My character, Briseis, needed something to staunch blood in a wound. Dioscorides tells his reader ofastragalos, the root of which can be ground and when sprinkled on a wound, controls blood flow. He mentions helpfully that it is hard to grind, so if Briseis is particularly upset she can be seen to smack that pestle hard and this is all to the good. Later, on Google, I discovered astragalus (Latin spelling) turns out also to be used in traditional Chinese medicine as an energizing tonic not a blood stauncher, but I’m sticking with Dioscorides and hoping that’s what Briseis used. It happens to grow in both Turkey and China, so it makes sense that two separate traditions discovered this handy little shrub.
Historians suspect that hallucinogenic plants might have been used in some ancient religious processes, such as having a priestess “speak” in the voice of a god. I hunted about for a possible plant to include in my book since no
such secret information gets reported from the ancient world. I read about henbane, an herb that has curative qualities as well as hallucinogenic ones.
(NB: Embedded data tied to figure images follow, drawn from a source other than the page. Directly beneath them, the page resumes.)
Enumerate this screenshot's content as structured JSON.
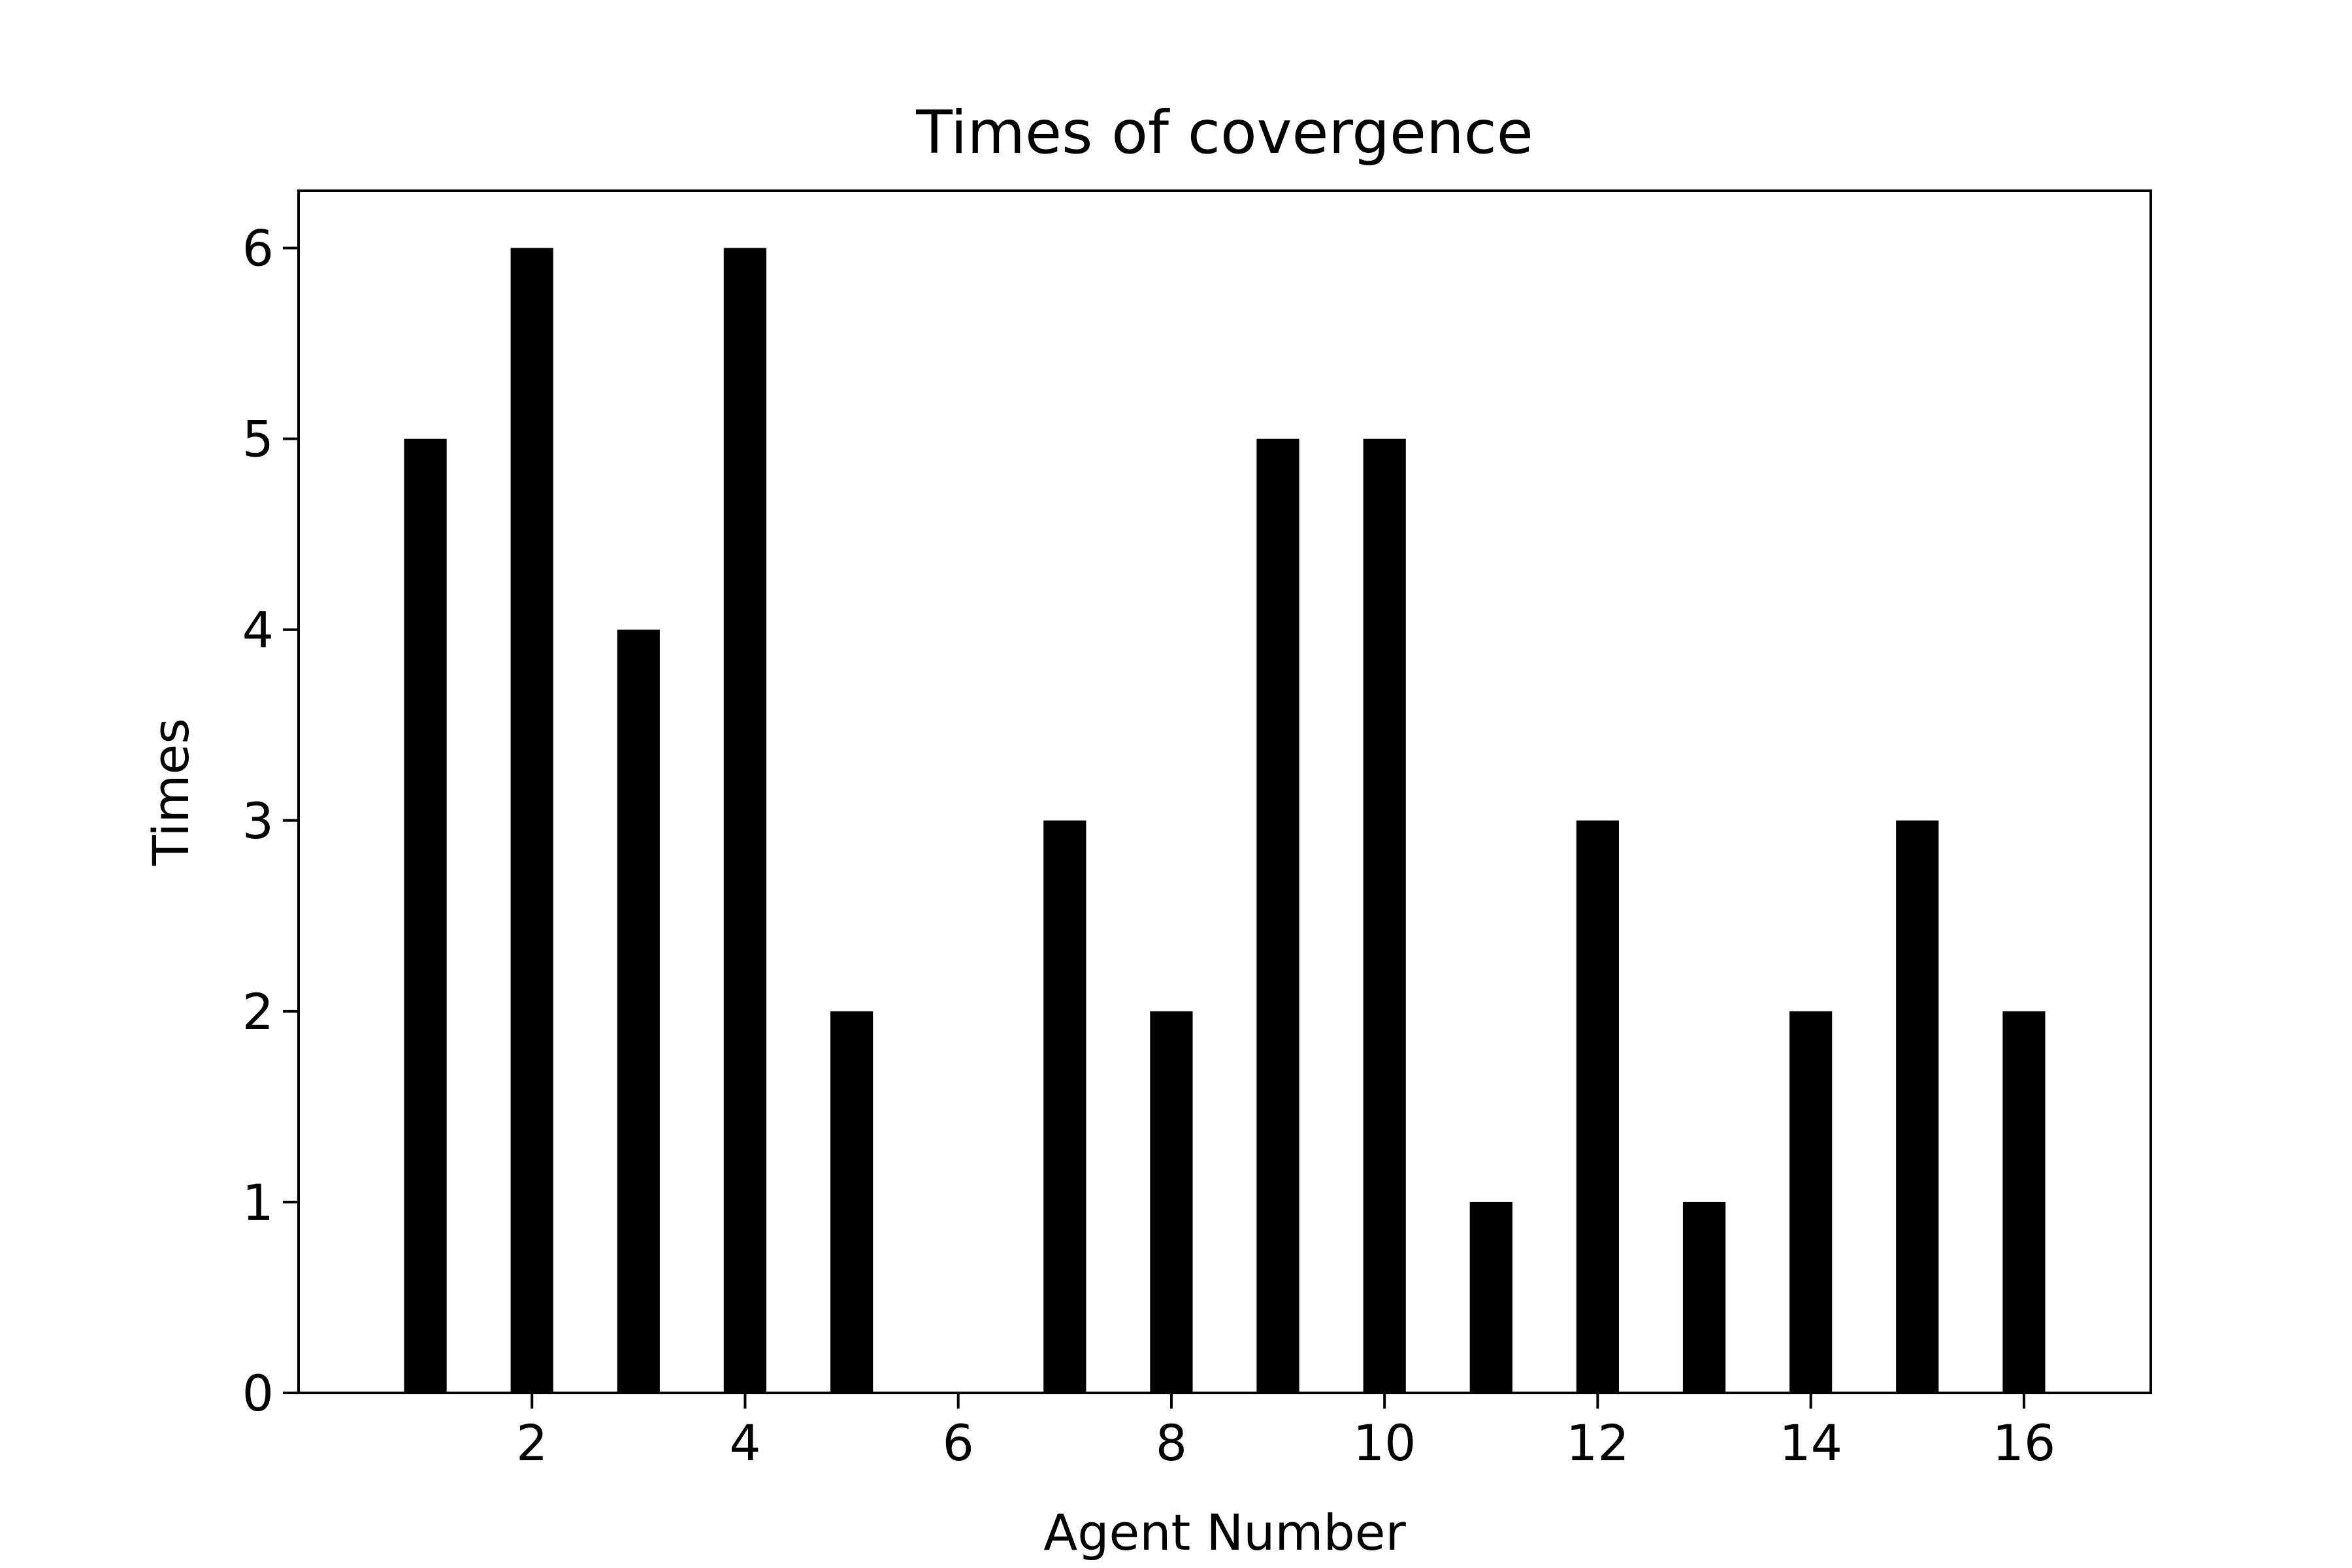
{
  "chart_data": {
    "type": "bar",
    "title": "Times of covergence",
    "xlabel": "Agent Number",
    "ylabel": "Times",
    "categories": [
      1,
      2,
      3,
      4,
      5,
      6,
      7,
      8,
      9,
      10,
      11,
      12,
      13,
      14,
      15,
      16
    ],
    "values": [
      5,
      6,
      4,
      6,
      2,
      0,
      3,
      2,
      5,
      5,
      1,
      3,
      1,
      2,
      3,
      2
    ],
    "bar_width": 0.4,
    "xlim": [
      -0.19,
      17.19
    ],
    "ylim": [
      0,
      6.3
    ],
    "xticks": [
      2,
      4,
      6,
      8,
      10,
      12,
      14,
      16
    ],
    "yticks": [
      0,
      1,
      2,
      3,
      4,
      5,
      6
    ],
    "bar_color": "#000000",
    "grid": false,
    "legend": "none"
  }
}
Henbane induces sleep and soothes coughs, among other things. But then I found an article describing the experiences of a few unfortunate overdose victims of henbane. They had terrifying visions of wolves attacking them. I immediately did my due diligence as an author. Did henbane grow in ancient Turkey? Is it mentioned in the written record? Yes on both accounts. (Dioscorides includes it in his herbal, although he’s not very helpful about this particular plant.) A plausible case can be made for it. Into my novel went henbane—who could resist wolves? And conveniently I had a character with a chronic cough.
At one point Briseis marvels at the multiple qualities a single plant can offer. She is walking at night with torches made from the mullein plant and she used mullein-leaf infusion earlier that day to sooth the queen’s cough. Mullein is another traditional plant that I had to cull from modern sources and then backtrack to see if it could plausibly have been something Briseis used. But when the queen’s chest hurt from that cough, Briseis took a piece of green wool and tied it on a mouse, spoke the necessary words (words were considered to have intrinsic power of their own), and then sent the mouse away. Off goes the chest pain. Or so the theory goes. This scapegoat method is another common thread in the Hittite and Near Eastern medical/magical traditions, rather similar to the onion rite. My heroine Briseis would have used a combination of herbal and magical processes to bring health and well-being.
So we may not know all the specifics of herbal lore in the Bronze Age, but we can make some educated guesses and combine those with the more solid ground of ritual procedure and end up with a pretty accurate portrayal of what a hasawa, a healing priestess living near Troy, would have done to help those struck by any sort of illness, physical or mental.